Robotic arms with high precision play a crucial role in industries like aerospace and intelligent manufacturing. Currently, industrial robotic arms typically adopt spherical wrists to obtain analytical solutions; however, manufacturing-related structural errors significantly reduce the end effector's absolute positioning accuracy, impeding the development towards high-precision autonomous control. This study presents a series of kinematic modelling, configuration design, and analytical inverse solutions for robotic arms with the goal of delivering precise and effective inverse kinematic solutions, while taking the engineering limitation into consideration. Taking the vector polynomial system as the key premise, an iterative kinematic model with the fewest number of equations, independent variables, and orders of magnitude is then established.
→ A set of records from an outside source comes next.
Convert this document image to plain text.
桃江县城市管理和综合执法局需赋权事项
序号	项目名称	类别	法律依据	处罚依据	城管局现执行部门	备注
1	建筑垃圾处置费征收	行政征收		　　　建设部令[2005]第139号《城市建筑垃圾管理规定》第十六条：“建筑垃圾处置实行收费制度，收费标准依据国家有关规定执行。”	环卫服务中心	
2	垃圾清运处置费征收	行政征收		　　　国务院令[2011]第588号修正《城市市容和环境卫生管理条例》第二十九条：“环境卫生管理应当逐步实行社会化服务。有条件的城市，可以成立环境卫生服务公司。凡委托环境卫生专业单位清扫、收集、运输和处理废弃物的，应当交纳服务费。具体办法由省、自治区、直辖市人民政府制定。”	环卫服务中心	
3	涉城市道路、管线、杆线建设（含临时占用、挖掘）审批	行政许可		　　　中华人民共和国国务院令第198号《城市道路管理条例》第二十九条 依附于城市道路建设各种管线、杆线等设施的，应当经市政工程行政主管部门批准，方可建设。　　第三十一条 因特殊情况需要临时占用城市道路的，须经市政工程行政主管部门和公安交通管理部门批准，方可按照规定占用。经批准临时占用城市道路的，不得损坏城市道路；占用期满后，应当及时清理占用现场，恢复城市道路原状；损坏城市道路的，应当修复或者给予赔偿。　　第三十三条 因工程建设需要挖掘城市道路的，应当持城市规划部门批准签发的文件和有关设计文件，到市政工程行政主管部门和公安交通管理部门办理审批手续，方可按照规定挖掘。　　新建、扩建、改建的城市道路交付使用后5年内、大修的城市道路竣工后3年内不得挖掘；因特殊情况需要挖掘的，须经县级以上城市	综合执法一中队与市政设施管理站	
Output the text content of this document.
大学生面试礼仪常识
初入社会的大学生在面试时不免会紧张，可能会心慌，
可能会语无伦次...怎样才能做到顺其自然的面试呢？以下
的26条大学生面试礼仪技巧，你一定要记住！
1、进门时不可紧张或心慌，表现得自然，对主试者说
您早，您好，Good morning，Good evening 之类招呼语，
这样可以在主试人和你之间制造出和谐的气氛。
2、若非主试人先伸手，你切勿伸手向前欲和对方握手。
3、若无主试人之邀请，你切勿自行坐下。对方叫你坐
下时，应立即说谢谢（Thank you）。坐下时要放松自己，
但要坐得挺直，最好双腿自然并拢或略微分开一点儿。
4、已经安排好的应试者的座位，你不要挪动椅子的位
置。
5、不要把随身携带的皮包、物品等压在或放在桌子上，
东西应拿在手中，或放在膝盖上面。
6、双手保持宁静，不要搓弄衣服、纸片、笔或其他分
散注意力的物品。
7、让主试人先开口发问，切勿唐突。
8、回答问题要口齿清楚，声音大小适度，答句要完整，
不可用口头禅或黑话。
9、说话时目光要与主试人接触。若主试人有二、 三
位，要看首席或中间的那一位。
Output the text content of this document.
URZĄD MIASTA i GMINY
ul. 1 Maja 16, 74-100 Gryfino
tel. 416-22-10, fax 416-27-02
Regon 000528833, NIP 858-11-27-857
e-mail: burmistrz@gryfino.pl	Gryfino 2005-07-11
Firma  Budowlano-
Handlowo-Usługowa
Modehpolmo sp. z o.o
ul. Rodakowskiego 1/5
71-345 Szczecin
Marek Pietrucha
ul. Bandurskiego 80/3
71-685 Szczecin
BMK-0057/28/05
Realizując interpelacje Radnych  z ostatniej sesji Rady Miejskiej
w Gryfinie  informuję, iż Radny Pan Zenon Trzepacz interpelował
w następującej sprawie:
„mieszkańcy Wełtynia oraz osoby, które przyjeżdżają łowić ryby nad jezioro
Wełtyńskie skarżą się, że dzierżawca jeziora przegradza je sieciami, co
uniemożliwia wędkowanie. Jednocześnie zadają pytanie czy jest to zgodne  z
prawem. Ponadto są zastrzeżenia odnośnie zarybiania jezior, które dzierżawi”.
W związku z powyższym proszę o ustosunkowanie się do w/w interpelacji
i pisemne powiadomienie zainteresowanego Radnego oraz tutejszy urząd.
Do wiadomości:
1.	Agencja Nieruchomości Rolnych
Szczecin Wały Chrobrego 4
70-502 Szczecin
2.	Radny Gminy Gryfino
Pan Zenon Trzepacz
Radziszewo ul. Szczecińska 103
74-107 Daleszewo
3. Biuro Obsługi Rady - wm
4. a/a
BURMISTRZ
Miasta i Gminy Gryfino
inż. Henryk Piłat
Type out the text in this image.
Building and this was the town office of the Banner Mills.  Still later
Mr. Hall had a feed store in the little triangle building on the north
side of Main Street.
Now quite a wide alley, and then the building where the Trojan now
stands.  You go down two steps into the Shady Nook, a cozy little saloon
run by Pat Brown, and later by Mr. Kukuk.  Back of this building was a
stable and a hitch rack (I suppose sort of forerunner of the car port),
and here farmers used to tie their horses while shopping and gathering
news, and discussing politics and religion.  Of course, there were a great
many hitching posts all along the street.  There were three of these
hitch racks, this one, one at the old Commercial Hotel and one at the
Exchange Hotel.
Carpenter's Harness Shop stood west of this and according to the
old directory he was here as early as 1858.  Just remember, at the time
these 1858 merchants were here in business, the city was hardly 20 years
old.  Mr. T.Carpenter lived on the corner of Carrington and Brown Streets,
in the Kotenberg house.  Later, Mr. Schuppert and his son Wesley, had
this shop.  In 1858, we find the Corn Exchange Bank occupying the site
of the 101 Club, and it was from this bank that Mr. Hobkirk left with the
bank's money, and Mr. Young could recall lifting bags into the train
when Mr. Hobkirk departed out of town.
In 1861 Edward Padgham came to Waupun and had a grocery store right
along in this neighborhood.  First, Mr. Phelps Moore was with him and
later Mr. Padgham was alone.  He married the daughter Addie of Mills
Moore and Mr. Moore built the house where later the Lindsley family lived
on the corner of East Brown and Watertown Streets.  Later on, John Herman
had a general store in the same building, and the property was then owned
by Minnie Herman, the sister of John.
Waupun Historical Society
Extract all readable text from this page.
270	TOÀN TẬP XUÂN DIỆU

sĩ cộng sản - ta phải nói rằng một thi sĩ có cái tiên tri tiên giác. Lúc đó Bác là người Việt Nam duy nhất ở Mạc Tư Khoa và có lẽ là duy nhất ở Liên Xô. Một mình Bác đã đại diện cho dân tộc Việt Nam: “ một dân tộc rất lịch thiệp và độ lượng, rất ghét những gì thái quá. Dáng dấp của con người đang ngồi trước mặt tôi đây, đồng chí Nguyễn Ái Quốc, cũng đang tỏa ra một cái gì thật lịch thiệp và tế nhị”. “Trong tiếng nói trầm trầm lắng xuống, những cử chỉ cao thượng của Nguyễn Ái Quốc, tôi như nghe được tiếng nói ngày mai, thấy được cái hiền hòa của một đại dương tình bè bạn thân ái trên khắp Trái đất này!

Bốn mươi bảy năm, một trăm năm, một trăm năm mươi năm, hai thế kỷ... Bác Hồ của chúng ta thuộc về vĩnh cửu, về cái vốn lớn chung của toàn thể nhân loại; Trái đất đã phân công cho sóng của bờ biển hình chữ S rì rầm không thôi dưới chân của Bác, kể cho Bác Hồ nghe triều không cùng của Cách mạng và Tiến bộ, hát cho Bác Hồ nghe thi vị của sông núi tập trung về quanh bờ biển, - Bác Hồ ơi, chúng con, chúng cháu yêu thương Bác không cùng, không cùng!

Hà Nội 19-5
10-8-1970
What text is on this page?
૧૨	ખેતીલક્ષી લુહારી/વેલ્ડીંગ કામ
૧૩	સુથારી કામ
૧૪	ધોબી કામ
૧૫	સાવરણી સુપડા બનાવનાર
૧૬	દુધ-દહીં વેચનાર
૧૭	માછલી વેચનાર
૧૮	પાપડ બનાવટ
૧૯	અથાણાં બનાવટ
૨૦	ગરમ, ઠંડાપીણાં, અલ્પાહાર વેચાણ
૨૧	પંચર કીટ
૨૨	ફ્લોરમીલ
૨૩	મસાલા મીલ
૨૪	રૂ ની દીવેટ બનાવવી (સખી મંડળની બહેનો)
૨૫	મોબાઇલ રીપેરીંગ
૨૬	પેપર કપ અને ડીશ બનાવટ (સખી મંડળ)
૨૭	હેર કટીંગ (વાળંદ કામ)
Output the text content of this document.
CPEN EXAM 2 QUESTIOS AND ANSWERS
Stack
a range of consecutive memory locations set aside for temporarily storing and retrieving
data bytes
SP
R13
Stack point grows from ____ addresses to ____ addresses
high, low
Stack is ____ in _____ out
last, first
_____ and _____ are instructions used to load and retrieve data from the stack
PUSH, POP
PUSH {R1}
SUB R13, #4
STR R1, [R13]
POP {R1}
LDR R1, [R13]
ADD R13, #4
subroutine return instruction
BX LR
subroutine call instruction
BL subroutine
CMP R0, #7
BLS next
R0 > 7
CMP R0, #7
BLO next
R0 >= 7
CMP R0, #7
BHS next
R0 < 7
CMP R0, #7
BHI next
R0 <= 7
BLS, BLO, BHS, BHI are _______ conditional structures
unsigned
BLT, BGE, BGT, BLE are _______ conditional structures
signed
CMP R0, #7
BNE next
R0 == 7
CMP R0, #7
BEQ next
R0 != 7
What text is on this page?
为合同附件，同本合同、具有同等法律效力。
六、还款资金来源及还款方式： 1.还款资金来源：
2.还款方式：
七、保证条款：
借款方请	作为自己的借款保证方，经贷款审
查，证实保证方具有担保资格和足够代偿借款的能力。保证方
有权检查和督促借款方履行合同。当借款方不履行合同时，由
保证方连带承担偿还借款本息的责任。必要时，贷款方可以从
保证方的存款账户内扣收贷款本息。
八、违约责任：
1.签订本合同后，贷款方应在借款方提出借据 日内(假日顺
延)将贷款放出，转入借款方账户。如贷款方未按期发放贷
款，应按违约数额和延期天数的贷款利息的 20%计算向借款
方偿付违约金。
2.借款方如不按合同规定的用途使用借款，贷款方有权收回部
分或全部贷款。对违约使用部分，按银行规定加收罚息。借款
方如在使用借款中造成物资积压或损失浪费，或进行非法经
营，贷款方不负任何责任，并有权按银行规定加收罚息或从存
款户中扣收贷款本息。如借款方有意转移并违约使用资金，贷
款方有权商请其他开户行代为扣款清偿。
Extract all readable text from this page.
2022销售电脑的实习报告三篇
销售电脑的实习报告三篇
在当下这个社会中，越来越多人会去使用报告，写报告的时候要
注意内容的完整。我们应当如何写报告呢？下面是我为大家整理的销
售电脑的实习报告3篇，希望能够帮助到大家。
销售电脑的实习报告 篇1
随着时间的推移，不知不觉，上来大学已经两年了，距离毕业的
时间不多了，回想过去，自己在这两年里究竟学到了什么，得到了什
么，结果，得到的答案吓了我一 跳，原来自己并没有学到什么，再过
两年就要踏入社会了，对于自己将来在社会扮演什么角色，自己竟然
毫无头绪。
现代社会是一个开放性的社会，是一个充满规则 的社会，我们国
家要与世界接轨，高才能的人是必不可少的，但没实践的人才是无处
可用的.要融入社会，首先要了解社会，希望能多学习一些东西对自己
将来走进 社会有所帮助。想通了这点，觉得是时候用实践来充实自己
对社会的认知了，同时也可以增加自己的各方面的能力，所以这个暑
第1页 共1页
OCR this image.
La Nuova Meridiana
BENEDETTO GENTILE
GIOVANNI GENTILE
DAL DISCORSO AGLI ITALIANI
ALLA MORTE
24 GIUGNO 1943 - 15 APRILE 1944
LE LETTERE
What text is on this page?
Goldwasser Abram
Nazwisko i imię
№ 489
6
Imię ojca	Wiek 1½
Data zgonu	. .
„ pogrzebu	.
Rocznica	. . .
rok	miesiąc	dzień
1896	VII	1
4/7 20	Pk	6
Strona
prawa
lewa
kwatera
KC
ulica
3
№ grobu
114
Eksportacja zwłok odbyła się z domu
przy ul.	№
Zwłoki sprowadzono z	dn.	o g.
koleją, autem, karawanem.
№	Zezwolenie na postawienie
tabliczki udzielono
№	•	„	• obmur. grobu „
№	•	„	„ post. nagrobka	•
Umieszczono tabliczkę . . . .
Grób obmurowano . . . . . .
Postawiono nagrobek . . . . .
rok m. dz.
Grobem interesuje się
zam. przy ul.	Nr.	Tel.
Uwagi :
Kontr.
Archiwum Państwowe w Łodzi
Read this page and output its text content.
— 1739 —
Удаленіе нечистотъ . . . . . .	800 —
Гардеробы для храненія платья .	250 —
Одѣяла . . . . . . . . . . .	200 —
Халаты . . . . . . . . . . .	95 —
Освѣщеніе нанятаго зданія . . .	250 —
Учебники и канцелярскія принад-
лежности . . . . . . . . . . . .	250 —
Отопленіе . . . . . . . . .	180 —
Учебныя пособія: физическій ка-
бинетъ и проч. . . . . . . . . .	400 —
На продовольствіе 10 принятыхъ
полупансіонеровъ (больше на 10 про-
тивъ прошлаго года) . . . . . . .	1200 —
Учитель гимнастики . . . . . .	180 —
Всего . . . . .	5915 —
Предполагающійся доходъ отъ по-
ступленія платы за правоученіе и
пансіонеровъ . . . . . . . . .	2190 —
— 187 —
Through decoupling analysis of the position and attitude in the kinematic model, configuration designs of robotic arms with orthogonal or parallel axes are proposed without adhering to the restrictions of three-axis intersection. Additionally, the inverse kinematic issue is addressed by conversion into polynomial space using the Dixon elimination approach. Eight sets of inverse kinematic solutions are obtained for any reachable position and attitude in simulation. The computation time does not exceed 2 milliseconds, and both position and attitude relative errors are below 10–15, enhancing computational accuracy for robot kinematics. The work of this paper provides a practical kinematic theory for the development of robotic arms with high absolute positioning accuracy and efficiency.